まるで観光地の詰め込み和食屋、とうふ屋うかい

ミシュランは、外人だけではなく和食に詳しくない日本人に対しても、大きな誤解を与えてしまいました。この店に1つ星をつけるならなら、東京の1万円以上の和食屋のほとんどに☆をつけるべきではないか。ミシュラン調査員、こけおどしの外観にまたまた惑わされたようです。
東京タワーのボーリング場跡地に、50以上の個室とテーブル席のホールを持つ巨大店。店前にはハイヤーや運転手付き自家用車が停車しています。行き帰りに車を使うほどの人たちが、なぜ「和食」としては安いこの店へ通うのか、理解できません。
迷路のようなアプローチを通る段階で、庭石、壁、塀の瓦など全体の普請が高くないことがわかりました。しかも建屋の手前に「土産専門」の小屋があるのです。こんな観光スポットのような仕掛け、舌の肥えた上客を相手にしていないのが見え見えです。レベルの低いミシュラン調査員が引っかかりましたけど。

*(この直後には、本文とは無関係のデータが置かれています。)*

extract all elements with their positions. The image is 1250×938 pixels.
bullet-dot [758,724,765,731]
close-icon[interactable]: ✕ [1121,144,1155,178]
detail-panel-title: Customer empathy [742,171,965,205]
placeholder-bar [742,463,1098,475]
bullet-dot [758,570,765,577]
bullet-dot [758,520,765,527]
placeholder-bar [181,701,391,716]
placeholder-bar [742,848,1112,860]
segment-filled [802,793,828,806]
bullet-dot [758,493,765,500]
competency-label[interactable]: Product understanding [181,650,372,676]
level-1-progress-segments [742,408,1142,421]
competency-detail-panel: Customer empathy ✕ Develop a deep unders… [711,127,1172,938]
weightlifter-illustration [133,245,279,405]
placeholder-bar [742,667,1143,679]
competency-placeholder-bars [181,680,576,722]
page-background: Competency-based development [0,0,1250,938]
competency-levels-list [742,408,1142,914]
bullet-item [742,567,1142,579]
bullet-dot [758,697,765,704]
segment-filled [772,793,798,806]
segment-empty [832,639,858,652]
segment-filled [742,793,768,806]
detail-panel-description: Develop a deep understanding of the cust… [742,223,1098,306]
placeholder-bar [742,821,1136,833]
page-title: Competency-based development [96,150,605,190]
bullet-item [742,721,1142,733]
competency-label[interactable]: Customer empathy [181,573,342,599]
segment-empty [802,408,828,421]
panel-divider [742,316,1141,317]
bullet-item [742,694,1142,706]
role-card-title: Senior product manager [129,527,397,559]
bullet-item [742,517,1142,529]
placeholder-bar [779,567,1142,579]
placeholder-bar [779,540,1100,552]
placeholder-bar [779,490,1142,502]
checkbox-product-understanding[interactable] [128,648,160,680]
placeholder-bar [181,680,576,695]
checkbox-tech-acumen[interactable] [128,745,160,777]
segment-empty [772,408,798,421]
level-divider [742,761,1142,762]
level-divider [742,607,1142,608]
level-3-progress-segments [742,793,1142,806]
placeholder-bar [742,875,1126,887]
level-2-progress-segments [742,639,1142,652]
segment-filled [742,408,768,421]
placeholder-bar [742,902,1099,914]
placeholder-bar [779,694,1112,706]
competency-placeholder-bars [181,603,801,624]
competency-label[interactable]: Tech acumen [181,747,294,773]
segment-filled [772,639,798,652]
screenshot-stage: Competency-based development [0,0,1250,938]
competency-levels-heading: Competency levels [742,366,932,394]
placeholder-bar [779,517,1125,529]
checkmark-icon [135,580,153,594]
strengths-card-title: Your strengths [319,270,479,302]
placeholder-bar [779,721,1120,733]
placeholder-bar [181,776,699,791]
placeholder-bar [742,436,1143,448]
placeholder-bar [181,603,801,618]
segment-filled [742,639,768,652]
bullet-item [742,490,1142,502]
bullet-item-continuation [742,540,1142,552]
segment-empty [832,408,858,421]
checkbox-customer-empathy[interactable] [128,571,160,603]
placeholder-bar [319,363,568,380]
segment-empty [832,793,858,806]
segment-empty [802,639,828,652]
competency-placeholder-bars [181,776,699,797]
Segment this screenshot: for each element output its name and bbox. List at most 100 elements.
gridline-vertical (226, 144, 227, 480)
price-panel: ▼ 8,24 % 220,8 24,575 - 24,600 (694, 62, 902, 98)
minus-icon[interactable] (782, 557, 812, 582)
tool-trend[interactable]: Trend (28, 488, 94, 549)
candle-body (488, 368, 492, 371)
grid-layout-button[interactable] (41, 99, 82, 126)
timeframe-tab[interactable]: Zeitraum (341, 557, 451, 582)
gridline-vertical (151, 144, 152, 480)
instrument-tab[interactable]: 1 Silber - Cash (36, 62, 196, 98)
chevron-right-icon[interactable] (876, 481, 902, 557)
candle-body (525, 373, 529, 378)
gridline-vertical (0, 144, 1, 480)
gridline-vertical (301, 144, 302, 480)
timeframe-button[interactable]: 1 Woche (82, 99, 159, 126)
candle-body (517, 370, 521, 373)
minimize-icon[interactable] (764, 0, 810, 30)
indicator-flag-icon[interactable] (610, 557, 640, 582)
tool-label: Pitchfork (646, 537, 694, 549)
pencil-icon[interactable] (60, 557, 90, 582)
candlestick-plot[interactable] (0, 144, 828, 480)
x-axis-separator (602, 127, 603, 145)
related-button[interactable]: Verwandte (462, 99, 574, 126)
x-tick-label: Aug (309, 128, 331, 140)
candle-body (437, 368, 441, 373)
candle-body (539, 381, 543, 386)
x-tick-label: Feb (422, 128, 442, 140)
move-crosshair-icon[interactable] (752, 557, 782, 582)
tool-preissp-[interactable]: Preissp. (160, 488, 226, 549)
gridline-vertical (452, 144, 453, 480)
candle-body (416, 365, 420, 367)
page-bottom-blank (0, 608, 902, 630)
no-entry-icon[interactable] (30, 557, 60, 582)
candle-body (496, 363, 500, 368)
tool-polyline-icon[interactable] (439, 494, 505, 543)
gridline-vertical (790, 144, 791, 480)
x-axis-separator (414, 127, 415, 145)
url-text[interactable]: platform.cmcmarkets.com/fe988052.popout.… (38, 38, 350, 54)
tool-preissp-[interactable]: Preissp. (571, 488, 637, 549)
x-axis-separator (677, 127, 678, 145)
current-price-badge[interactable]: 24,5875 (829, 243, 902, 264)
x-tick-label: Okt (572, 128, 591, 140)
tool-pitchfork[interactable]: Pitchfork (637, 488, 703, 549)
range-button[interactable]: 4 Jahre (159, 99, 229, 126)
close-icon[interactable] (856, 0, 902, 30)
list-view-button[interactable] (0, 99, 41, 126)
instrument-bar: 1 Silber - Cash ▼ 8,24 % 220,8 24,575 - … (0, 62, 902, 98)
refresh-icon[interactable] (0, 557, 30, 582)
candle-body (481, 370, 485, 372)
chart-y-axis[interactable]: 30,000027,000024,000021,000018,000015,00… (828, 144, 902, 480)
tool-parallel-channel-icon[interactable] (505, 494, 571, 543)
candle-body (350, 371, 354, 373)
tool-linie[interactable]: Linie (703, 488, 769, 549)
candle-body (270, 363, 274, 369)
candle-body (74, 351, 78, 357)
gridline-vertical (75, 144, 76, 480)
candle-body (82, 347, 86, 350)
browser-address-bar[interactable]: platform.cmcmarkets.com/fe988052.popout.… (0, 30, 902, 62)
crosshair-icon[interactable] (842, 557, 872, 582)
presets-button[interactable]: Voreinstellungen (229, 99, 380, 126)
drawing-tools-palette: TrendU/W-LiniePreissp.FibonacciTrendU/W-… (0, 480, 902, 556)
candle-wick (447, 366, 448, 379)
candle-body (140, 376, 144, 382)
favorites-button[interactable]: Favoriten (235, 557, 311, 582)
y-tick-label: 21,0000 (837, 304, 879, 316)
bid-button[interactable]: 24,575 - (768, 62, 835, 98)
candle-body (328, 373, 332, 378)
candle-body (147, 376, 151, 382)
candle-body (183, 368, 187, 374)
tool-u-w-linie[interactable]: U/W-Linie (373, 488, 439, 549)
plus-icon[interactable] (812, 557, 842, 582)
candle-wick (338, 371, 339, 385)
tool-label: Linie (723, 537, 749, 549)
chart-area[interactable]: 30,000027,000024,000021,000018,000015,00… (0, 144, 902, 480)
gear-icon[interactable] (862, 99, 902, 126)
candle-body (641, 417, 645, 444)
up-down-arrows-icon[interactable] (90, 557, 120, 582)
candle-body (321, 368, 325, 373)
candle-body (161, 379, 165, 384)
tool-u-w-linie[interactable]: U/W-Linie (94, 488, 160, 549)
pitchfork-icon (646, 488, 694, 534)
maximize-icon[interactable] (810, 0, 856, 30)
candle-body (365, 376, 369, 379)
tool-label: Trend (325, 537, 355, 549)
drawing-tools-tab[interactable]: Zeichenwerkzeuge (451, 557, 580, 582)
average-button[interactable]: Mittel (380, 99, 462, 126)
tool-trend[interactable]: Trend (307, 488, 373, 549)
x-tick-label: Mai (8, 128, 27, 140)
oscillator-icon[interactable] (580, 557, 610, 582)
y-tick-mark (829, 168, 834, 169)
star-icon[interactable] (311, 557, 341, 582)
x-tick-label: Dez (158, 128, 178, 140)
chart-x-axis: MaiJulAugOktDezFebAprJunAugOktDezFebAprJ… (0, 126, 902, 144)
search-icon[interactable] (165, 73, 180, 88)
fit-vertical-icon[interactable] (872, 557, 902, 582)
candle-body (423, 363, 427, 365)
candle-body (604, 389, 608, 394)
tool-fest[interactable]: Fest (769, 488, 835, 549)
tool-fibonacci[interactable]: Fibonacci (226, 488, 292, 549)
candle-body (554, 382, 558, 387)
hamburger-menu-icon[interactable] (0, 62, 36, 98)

夜の8400円、10500円、12600円から、一番高いコースを選定。先付けの海老芋の蕪蒸し、出汁に自信がないのかトロロ昆布を入れています。海老芋自体も質が悪い。進肴の田楽がこの店のウリなのですが、中庭に「田楽処」と称する焼き小屋を建て、客間からその調理を見せるパフォーマンスをしています。そんなに離れたところで焼いていては、客前へ運ぶ前に冷めてしまうではないか。造りのマグロ、海老、鯛も質が悪い。しかも混ぜ山葵でありました。あまりに情けない。貝柱真丈のお椀も出汁がしょっぱいだけで深みなし。八寸にあった蕎麦豆腐(ウニ乗せ)にも混ぜ山葵を確認。蕎麦の風味もなく凡庸の一言です。もう一つのウリである「豆水とうふ」、大豆の絞り汁に魚貝の出汁を入れた味わいで、出汁醤油と松葉昆布をかけるよう勧めますが、MSGに頼っているのが見え見えです。留肴の和牛炭火焼きも皿が冷たく肉も冷たい。〆の蟹せいろについていた香の物にもMSGが立派に降りかかっておりました。
普請が安いとはいえ、巨大な敷地にこけおどしの箱物で固定費がとられますから、1万円前後の価格設定でCP良い料理が提供できるはずがありません。
和食と思わず、単なる「豆腐料理」と考えてもわざわざ行くような店ではないでしょう。